Шли дни. Эмори получил сценарий от Мэтта Виглана под названием «Гордость, ведущая к падению», в котором было спрятано не менее четырех скрытых интернационалистических ссылок, избежавших топора сценарного отдела, и засучив рукава принялся за работу, готовя пьесу к следующей неделе. Но от работы его оторвал неожиданный телефонный звонок.
Он схватил трубку.
— Да? Кто говорит?
В ответ на экране появилось квадратное, непривлекательное лицо Дэйва Каваны. Глава отдела сценариев выглядел еще более мрачным чем обычно, в его твердых глазах то и дело сверкал какой-то огонек, а тонкие губы были плотно сжаты и бледны.

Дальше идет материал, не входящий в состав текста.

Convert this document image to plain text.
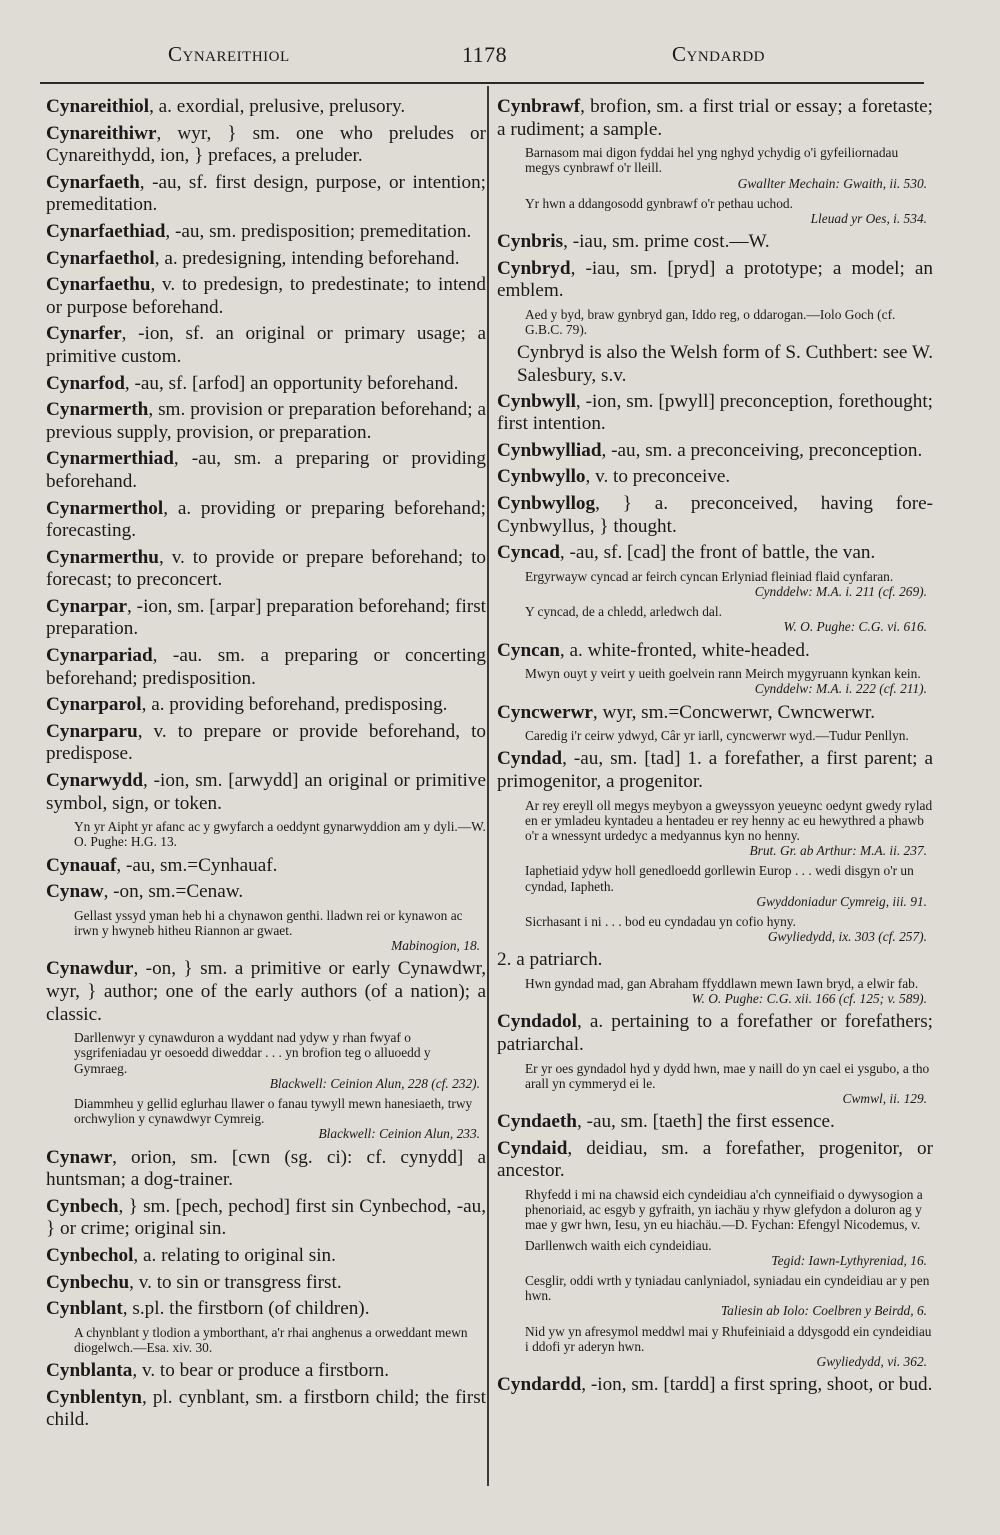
Cynareithiol	1178	Cyndardd
Cynareithiol, a. exordial, prelusive, prelusory.
Cynareithiwr, wyr, } sm. one who preludes or Cynareithydd, ion, } prefaces, a preluder.
Cynarfaeth, -au, sf. first design, purpose, or intention; premeditation.
Cynarfaethiad, -au, sm. predisposition; premeditation.
Cynarfaethol, a. predesigning, intending beforehand.
Cynarfaethu, v. to predesign, to predestinate; to intend or purpose beforehand.
Cynarfer, -ion, sf. an original or primary usage; a primitive custom.
Cynarfod, -au, sf. [arfod] an opportunity beforehand.
Cynarmerth, sm. provision or preparation beforehand; a previous supply, provision, or preparation.
Cynarmerthiad, -au, sm. a preparing or providing beforehand.
Cynarmerthol, a. providing or preparing beforehand; forecasting.
Cynarmerthu, v. to provide or prepare beforehand; to forecast; to preconcert.
Cynarpar, -ion, sm. [arpar] preparation beforehand; first preparation.
Cynarpariad, -au. sm. a preparing or concerting beforehand; predisposition.
Cynarparol, a. providing beforehand, predisposing.
Cynarparu, v. to prepare or provide beforehand, to predispose.
Cynarwydd, -ion, sm. [arwydd] an original or primitive symbol, sign, or token.
Yn yr Aipht yr afanc ac y gwyfarch a oeddynt gynarwyddion am y dyli.—W. O. Pughe: H.G. 13.
Cynauaf, -au, sm.=Cynhauaf.
Cynaw, -on, sm.=Cenaw.
Gellast yssyd yman heb hi a chynawon genthi. lladwn rei or kynawon ac irwn y hwyneb hitheu Riannon ar gwaet.
Mabinogion, 18.
Cynawdur, -on, } sm. a primitive or early Cynawdwr, wyr, } author; one of the early authors (of a nation); a classic.
Darllenwyr y cynawduron a wyddant nad ydyw y rhan fwyaf o ysgrifeniadau yr oesoedd diweddar . . . yn brofion teg o alluoedd y Gymraeg.
Blackwell: Ceinion Alun, 228 (cf. 232).
Diammheu y gellid eglurhau llawer o fanau tywyll mewn hanesiaeth, trwy orchwylion y cynawdwyr Cymreig.
Blackwell: Ceinion Alun, 233.
Cynawr, orion, sm. [cwn (sg. ci): cf. cynydd] a huntsman; a dog-trainer.
Cynbech, } sm. [pech, pechod] first sin Cynbechod, -au, } or crime; original sin.
Cynbechol, a. relating to original sin.
Cynbechu, v. to sin or transgress first.
Cynblant, s.pl. the firstborn (of children).
A chynblant y tlodion a ymborthant, a'r rhai anghenus a orweddant mewn diogelwch.—Esa. xiv. 30.
Cynblanta, v. to bear or produce a firstborn.
Cynblentyn, pl. cynblant, sm. a firstborn child; the first child.
Cynbrawf, brofion, sm. a first trial or essay; a foretaste; a rudiment; a sample.
Barnasom mai digon fyddai hel yng nghyd ychydig o'i gyfeiliornadau megys cynbrawf o'r lleill.
Gwallter Mechain: Gwaith, ii. 530.
Yr hwn a ddangosodd gynbrawf o'r pethau uchod.
Lleuad yr Oes, i. 534.
Cynbris, -iau, sm. prime cost.—W.
Cynbryd, -iau, sm. [pryd] a prototype; a model; an emblem.
Aed y byd, braw gynbryd gan, Iddo reg, o ddarogan.—Iolo Goch (cf. G.B.C. 79).
Cynbryd is also the Welsh form of S. Cuthbert: see W. Salesbury, s.v.
Cynbwyll, -ion, sm. [pwyll] preconception, forethought; first intention.
Cynbwylliad, -au, sm. a preconceiving, preconception.
Cynbwyllo, v. to preconceive.
Cynbwyllog, } a. preconceived, having fore- Cynbwyllus, } thought.
Cyncad, -au, sf. [cad] the front of battle, the van.
Ergyrwayw cyncad ar feirch cyncan Erlyniad fleiniad flaid cynfaran.
Cynddelw: M.A. i. 211 (cf. 269).
Y cyncad, de a chledd, arledwch dal.
W. O. Pughe: C.G. vi. 616.
Cyncan, a. white-fronted, white-headed.
Mwyn ouyt y veirt y ueith goelvein rann Meirch mygyruann kynkan kein.
Cynddelw: M.A. i. 222 (cf. 211).
Cyncwerwr, wyr, sm.=Concwerwr, Cwncwerwr.
Caredig i'r ceirw ydwyd, Câr yr iarll, cyncwerwr wyd.—Tudur Penllyn.
Cyndad, -au, sm. [tad] 1. a forefather, a first parent; a primogenitor, a progenitor.
Ar rey ereyll oll megys meybyon a gweyssyon yeueync oedynt gwedy rylad en er ymladeu kyntadeu a hentadeu er rey henny ac eu hewythred a phawb o'r a wnessynt urdedyc a medyannus kyn no henny.
Brut. Gr. ab Arthur: M.A. ii. 237.
Iaphetiaid ydyw holl genedloedd gorllewin Europ . . . wedi disgyn o'r un cyndad, Iapheth.
Gwyddoniadur Cymreig, iii. 91.
Sicrhasant i ni . . . bod eu cyndadau yn cofio hyny.
Gwyliedydd, ix. 303 (cf. 257).
2. a patriarch.
Hwn gyndad mad, gan Abraham ffyddlawn mewn Iawn bryd, a elwir fab.
W. O. Pughe: C.G. xii. 166 (cf. 125; v. 589).
Cyndadol, a. pertaining to a forefather or forefathers; patriarchal.
Er yr oes gyndadol hyd y dydd hwn, mae y naill do yn cael ei ysgubo, a tho arall yn cymmeryd ei le.
Cwmwl, ii. 129.
Cyndaeth, -au, sm. [taeth] the first essence.
Cyndaid, deidiau, sm. a forefather, progenitor, or ancestor.
Rhyfedd i mi na chawsid eich cyndeidiau a'ch cynneifiaid o dywysogion a phenoriaid, ac esgyb y gyfraith, yn iachäu y rhyw glefydon a doluron ag y mae y gwr hwn, Iesu, yn eu hiachäu.—D. Fychan: Efengyl Nicodemus, v.
Darllenwch waith eich cyndeidiau.
Tegid: Iawn-Lythyreniad, 16.
Cesglir, oddi wrth y tyniadau canlyniadol, syniadau ein cyndeidiau ar y pen hwn.
Taliesin ab Iolo: Coelbren y Beirdd, 6.
Nid yw yn afresymol meddwl mai y Rhufeiniaid a ddysgodd ein cyndeidiau i ddofi yr aderyn hwn.
Gwyliedydd, vi. 362.
Cyndardd, -ion, sm. [tardd] a first spring, shoot, or bud.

— Что вам, Дэйв? Я занят новым сценарием Виглана, — раздраженно сказал Эмори. — Концепция все еще не разработана, и...
— Вы могли бы прерваться, чтобы повидаться со мной? — спокойно спросил Кавана.
Эмори пожал плечами.
— Я буду в студии в восемь вечера на репетиции. Что если я загляну к вам где-то около семи тридцати? Ладно?
— Нет, не ладно, — сказал Кавана. — Я хотел бы увидеть вас прямо сейчас.
Что-то в его тоне подсказало Эмори, что лучше не спорить. Вскипев в душе, он спокойно сказал:
— У меня есть планы на этот день, Дэйв. Это так срочно?
— Да. А насколько срочны ваши планы?
— Так себе.
— Тогда сломайте их об колено. Я буду ждать вас через час.
Эмори почувствовал как по спине катится холодный пот. Как бы высоко ни было его собственное положение, Кавана стоял все равно выше него на иерархической лестнице, а строгое соблюдение иерархии было законом видеобизнеса. Кавана очень редко давил так на Эмори. Вероятно, у него были серьезные основания и какие-то особые причины сегодня. У Эмори были мысли насчет этих причин, и он надеялся, что окажется неправ.
Кавана сидел за широким столом из натурального дерева, отполированном так ярко, что его отблески заставили Эмори вздрогнуть. В поведении главы отдела сценария или в его голосе, когда он заговорил, не было совершенно ничего дружеского.
— Садитесь, Джон. Сигарету?
Эмори машинально взял сигарету и небрежным движением большого пальца отщелкнул самовозгорающуюся капсулу. Он дважды затянулся и стал ждать.
— У меня здесь сценарий, — сказал Кавана. — Ли Ноерс прислал его этим утром. Возможно, вы знаете, что я читаю все сценарии, которые лично посылают наши писатели, и даю рекомендации отделу относительно необходимых изменений, которые они должны туда внести.
— Знаю, — сказал Эмори.
Кавана достал из стола твердую зеленую картонную папку и резко открыл ее. В ней лежала стопка напечатанного сценария. Эмори прочитал вверх ногами название: «Мистер Миллер встречает любовь» Ли Ноерса. В принципе, эта пьеса была достаточно безопасна. Мельком подумал о том, что туда мог вставить Ноерс.
Кавана подхватил выскользнувшую из папки записку.
— Я внимательно прочитал эту пьесу, так же внимательно, как читаю каждую пьесу, которая ложится на мой стол, особенно когда она подписана Ли Ноерсом. Это очень интересная пьеса. Но в ней есть семь различных интернационалистических намеков плюс один диалог на ту же тему, так что, в общем, пьеса совершенно безнравственна. И написано неаккуратно. Такая пьеса вызывает у старого театрала, как я, лишь содрогание, Джон. Я даже не могу ее отправить в отдел.